Nel dire questo non voglio far pensare che non esistono usanze di corrispondenza e gli scambi ufficiali alle autorità anglosassoni, esistono eccome. Basta vedere la cerimonia di apertura dell’anno parlamentare per capire che anche loro sono capaci di seguire formalità complicate, ma queste formalità spariscono fuori degli ambienti del parlamento e degli incontri ufficiali. Nell’attimo in cui il ministro o il politico si trova tra i suoi elettori spariscono i modi formali.
Inoltre, l’esistenza dei seggi uninominali impongono ai politici un duro lavoro di contatto con i loro concittadini con orari fissi per contatti in ufficio, come anche la tradizione di fare il giro delle case dell’elettorato per farsi conoscere. Questo lavoro non è facoltativo ma necessario, così necessario che i partiti politici tengono d’occhio il comportamento dei loro parlamentari per poi non esitare nel dir loro di fare di più con i loro elettori se lo ritengono necessario.
Questo atteggiamento dei parlamentari e il rapporto rilassato permesso dalla lingua inglese hanno un significato profondo. In fondo il parlamentare non è altro che un cittadino eletto a un posto di rappresentanza dai suoi concittadini. Questa elezione impone al politico il senso di rappresentare il suoi elettori, sia chi lo ha votato che per i partiti in opposizione.
Un segno importante di questo concetto si trova nelle regole parlamentari di questi paesi. In Italia basta guardare un servizio televisivo parlamentare per vedere che il Presidente della Camera o il Senato nomina il deputato o il senatore di turno con il cognome. Nei paesi anglosassoni i deputati vengono nominati come il “Member” (Deputato) per il seggio che rappresentano e il senatori come i rappresentante del loro Stato o Regione. Come avviene poi anche nei servizi giornalistici. Questo è il riconoscimento formale e istituzionale che il parlamentare è il rappresentante del suo elettorato e non del suo partito.
Stranamente per noi italiani, in inglese non esiste la frase “Lei non sa chi sono io” e se succedesse un australiano o un inglese direbbe senza esitazione “Me ne infischio”. Un buon prima passo sarebbe proprio di abolire l’uso di frasi del genere e di quelle espressioni che fanno sentire differenza tra cittadini e i loro rappresentanti che non dovrebbero esistere.

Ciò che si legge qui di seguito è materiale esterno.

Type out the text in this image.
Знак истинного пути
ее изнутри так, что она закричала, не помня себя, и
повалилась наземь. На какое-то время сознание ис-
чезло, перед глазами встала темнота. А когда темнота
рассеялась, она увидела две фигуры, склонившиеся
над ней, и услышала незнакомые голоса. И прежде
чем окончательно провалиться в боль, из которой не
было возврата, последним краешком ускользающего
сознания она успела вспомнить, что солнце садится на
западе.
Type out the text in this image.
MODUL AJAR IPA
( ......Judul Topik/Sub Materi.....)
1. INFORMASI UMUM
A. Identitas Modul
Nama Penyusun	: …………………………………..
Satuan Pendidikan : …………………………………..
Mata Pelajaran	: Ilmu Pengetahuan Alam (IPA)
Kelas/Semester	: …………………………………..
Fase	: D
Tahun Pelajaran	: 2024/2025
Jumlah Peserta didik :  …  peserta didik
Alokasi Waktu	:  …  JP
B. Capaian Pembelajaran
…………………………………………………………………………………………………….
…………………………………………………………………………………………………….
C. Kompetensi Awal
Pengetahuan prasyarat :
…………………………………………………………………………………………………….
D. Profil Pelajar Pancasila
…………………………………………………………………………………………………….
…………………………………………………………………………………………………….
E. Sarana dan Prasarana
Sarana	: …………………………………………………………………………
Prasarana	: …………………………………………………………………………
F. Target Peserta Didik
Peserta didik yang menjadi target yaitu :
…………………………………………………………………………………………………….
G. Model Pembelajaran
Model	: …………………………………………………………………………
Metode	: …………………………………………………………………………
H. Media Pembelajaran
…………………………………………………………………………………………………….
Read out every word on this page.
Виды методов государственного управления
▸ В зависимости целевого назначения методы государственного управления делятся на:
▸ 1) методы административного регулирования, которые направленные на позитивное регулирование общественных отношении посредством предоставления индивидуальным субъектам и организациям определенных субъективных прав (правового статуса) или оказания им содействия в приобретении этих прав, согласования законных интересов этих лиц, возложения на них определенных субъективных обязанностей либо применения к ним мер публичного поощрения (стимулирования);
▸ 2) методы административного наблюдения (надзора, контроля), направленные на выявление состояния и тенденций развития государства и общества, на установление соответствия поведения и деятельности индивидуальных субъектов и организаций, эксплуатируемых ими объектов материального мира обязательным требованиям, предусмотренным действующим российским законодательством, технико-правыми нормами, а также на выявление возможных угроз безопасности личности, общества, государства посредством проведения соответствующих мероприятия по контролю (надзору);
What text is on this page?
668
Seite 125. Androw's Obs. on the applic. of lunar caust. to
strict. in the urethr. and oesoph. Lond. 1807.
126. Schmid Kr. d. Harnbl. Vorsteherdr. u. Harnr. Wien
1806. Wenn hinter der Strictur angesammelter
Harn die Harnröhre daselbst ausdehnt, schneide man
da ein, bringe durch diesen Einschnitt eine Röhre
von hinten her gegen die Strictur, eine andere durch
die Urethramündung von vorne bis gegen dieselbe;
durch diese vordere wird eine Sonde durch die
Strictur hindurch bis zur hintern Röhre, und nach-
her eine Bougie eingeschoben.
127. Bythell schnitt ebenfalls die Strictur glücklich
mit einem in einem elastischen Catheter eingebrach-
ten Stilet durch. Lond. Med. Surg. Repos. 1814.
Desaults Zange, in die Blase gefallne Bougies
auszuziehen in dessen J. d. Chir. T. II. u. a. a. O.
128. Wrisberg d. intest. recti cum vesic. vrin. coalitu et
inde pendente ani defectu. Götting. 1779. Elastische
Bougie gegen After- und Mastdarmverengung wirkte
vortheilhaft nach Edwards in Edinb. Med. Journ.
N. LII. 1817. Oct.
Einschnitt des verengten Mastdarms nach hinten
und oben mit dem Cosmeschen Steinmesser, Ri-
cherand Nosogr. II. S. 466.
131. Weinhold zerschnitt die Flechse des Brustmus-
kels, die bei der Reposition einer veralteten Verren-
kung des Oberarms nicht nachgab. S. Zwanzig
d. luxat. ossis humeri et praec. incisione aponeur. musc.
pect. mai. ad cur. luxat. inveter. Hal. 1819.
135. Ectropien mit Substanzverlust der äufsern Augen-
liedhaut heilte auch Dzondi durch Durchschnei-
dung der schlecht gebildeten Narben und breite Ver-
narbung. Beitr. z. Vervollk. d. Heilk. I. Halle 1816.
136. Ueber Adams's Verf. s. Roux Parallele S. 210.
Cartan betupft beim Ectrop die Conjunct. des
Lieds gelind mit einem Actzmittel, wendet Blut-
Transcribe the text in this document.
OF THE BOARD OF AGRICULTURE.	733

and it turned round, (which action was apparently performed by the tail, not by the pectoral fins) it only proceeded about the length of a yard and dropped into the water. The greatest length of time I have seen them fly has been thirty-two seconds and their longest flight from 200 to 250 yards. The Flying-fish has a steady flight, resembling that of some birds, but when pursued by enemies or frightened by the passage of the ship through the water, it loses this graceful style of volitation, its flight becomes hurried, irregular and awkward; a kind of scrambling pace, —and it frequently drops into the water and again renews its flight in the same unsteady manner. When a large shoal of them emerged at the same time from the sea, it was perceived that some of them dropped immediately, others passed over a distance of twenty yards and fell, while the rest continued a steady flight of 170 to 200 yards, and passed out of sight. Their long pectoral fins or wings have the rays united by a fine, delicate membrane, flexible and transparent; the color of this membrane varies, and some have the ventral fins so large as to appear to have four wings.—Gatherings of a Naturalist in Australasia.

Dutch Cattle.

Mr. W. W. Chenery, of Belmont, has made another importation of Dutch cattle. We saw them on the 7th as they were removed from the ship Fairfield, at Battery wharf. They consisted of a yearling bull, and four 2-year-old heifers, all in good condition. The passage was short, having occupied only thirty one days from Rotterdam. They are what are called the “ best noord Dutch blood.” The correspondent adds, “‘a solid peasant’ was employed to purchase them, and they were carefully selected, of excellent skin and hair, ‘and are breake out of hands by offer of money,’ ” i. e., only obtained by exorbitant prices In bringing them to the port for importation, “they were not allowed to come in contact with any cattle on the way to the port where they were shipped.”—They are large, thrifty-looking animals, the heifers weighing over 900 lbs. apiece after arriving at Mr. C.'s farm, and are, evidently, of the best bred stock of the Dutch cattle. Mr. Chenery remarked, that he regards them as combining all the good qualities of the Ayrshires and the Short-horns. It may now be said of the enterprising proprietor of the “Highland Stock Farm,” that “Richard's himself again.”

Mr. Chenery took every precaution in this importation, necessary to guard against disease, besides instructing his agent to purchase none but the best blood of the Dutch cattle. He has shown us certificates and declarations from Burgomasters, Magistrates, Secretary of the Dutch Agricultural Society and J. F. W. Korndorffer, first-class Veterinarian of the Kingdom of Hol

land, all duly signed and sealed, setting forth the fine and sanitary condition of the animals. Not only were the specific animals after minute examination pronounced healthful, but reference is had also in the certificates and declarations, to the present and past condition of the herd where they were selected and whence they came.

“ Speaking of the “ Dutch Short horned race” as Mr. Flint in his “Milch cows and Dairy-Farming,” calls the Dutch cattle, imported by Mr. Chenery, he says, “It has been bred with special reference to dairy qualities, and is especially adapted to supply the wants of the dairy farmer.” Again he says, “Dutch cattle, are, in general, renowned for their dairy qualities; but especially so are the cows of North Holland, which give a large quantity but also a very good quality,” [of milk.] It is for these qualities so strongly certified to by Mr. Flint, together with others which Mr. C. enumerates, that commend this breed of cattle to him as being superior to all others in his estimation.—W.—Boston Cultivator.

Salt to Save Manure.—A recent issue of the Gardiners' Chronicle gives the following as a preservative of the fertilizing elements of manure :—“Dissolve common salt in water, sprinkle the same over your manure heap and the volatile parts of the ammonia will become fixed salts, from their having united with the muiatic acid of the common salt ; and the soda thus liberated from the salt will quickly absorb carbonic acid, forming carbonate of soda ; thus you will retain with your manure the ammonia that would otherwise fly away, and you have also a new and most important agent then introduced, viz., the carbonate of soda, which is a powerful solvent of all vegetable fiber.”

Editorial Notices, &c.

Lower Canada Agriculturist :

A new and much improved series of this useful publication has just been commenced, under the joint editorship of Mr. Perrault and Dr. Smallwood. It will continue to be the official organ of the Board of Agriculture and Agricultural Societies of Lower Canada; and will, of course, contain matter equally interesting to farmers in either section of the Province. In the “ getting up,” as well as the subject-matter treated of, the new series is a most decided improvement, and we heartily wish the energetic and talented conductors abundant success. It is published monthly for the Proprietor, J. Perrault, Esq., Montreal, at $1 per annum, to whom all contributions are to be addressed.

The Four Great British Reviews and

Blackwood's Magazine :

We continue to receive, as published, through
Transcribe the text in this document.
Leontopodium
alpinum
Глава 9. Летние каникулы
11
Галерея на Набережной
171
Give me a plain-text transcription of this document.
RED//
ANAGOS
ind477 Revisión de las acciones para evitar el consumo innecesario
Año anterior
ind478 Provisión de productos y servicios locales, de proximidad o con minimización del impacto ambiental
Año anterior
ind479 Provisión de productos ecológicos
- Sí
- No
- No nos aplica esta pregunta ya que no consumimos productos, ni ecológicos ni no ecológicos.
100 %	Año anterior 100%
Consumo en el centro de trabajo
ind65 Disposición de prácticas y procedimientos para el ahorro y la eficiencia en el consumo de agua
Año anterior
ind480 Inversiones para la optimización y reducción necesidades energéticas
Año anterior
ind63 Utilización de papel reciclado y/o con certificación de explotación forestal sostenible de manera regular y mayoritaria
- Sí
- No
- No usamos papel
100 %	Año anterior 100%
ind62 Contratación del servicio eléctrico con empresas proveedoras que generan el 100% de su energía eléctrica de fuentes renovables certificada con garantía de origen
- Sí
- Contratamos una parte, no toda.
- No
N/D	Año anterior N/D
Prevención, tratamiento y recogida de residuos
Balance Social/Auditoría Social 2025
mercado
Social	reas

Sarebbe facile dire “Che Utopia! Non succederebbe mai qui”, ma il cambio dei rapporti tra gruppi inizia proprio nel guardare l’interazione tra di loro per rimediare ai problemi di comunicazione. E in Italia un buon inizio sarebbe proprio di indirizzare il modo con cui interagiamo con i politici e come ci riferiamo a loro formalmente. Questi cambi non vengono in seguito a referendum come per i cambi della Costituzione che vediamo ora in Italia. Questi cambi vengono dalla volontà di cambiare le regole del parlamento e stare attenti al linguaggio che entrambi le parti utilizzano.
Negli ultimi anni la fiducia tra i cittadini e quel che molti chiamano la “Casta” sta scendendo a livelli di vera preoccupazione e ha peggiorato la credibilità dei loro rappresentanti. È ora che si cominci a provvedere a quei passi necessari per ristabilire le linee di comunicazione tra parlamentari e cittadini. Il primo passo sarebbe proprio di linguaggio eliminando la barriera che crea.
Vediamo ogni giorno il prezzo della sfiducia nella politica, ma il costo di sistemare questo distacco non sarebbe poi così alto, basterebbe qualche cambio di parole per iniziare il percorso.